I've got GNU Wget 1.10.2 for windows and linux and the -k option behaves differently on those two.

-k, --convert-links make links in downloaded HTML point to local files.

On windows it produces:

www.example.com/index.html
www.example.com/index.html@page=about
www.example.com/index.html@page=contact
www.example.com/index.html@page=sitemap

and on linux it produces:

www.example.com/index.html
www.example.com/index.html?page=about
www.example.com/index.html?page=contact
www.example.com/index.html?page=sitemap

This is problematic in linux because when I serve the mirror through Apache it will not distinguish between the 4 generated pages since the part after the questionmark (?) character is used as the query string to the file.

Any ideas on how I can control this?

thanks

+3  A: 

You can't use a question mark (?) in a filename on NTFS or FAT32. This is why wget uses the at symbol (@) instead.

In Linux, only a slash (/) is forbidden on most filesystems, so wget uses the question mark (since it's part of the URI).

You can force either behaviour by using --restrict-file-names=unix or --restrict-file-names=windows.

From the wget documentation:

When mode is set to “unix”, Wget escapes the character ‘/’ and the control characters in the ranges 0–31 and 128–159. This is the default on Unix-like OS'es.

When mode is set to “windows”, Wget escapes the characters ‘\’, ‘|’, ‘/’, ‘:’, ‘?’, ‘"’, ‘*’, ‘<’, ‘>’, and the control characters in the ranges 0–31 and 128–159. In addition to this, Wget in Windows mode uses ‘+’ instead of ‘:’ to separate host and port in local file names, and uses ‘@’ instead of ‘?’ to separate the query portion of the file name from the rest.

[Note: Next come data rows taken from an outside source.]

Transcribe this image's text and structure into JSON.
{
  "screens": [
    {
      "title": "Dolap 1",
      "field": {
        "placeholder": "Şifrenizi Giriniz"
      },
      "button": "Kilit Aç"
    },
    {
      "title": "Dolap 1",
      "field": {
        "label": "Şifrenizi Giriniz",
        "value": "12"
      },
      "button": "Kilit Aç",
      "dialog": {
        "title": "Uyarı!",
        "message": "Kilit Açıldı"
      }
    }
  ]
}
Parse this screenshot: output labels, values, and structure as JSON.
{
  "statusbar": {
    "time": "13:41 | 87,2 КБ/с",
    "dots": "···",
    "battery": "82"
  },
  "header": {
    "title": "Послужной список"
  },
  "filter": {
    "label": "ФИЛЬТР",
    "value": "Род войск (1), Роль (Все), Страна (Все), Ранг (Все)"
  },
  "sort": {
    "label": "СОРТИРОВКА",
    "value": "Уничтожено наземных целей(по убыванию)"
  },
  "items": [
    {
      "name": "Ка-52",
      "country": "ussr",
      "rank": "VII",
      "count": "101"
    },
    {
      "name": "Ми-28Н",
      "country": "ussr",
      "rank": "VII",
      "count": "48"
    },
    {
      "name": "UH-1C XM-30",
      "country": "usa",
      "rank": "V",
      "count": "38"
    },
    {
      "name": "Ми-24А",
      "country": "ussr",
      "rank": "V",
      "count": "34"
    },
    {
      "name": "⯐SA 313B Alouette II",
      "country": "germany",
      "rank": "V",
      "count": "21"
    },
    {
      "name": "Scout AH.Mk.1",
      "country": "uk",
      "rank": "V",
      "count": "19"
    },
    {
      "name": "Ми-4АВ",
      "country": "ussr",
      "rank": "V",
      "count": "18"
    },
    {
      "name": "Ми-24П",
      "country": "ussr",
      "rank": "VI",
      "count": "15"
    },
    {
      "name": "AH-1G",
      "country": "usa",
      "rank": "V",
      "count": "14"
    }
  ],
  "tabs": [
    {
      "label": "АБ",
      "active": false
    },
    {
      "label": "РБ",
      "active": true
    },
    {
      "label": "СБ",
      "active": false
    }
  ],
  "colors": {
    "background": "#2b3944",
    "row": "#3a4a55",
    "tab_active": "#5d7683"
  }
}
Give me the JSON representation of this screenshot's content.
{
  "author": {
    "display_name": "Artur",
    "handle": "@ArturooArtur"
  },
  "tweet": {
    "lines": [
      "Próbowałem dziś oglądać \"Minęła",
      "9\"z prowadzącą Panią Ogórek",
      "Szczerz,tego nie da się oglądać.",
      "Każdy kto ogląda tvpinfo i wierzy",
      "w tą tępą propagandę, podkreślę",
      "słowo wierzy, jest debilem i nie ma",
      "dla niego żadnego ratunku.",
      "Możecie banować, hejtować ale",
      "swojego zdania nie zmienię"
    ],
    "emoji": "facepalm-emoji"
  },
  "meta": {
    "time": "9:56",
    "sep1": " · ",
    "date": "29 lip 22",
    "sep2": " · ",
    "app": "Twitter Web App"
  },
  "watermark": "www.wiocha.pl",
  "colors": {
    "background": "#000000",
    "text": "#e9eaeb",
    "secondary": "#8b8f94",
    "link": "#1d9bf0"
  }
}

Therefore, a URL that would be saved as ‘www.xemacs.org:4300/search.pl?input=blah’ in Unix mode would be saved as ‘www.xemacs.org+4300/search.pl@input=blah’ in Windows mode. This mode is the default on Windows.

Can Berk Güder
Thanks a lot of the info. I could mass rename but I'd have to mass search/replace these references from the inside the html files themselves, right?
cherouvim
Yes, and that would be more work than necessary. It took me a moment but I found the command-line option. =)
Can Berk Güder
+2  A: 

--restrict-file-names=windows

ax
+1  A: 

This is problematic in linux because when I serve the mirror through Apache it will not distinguish between the 4 generated pages since the part after the questionmark (?) character is used as the query string to the file.

To include a question mark in a URL path part, you can escape it:

www.example.com/index.html%3Fpage=about

--convert-links should be doing this for you, I'd think — may be a bug if not.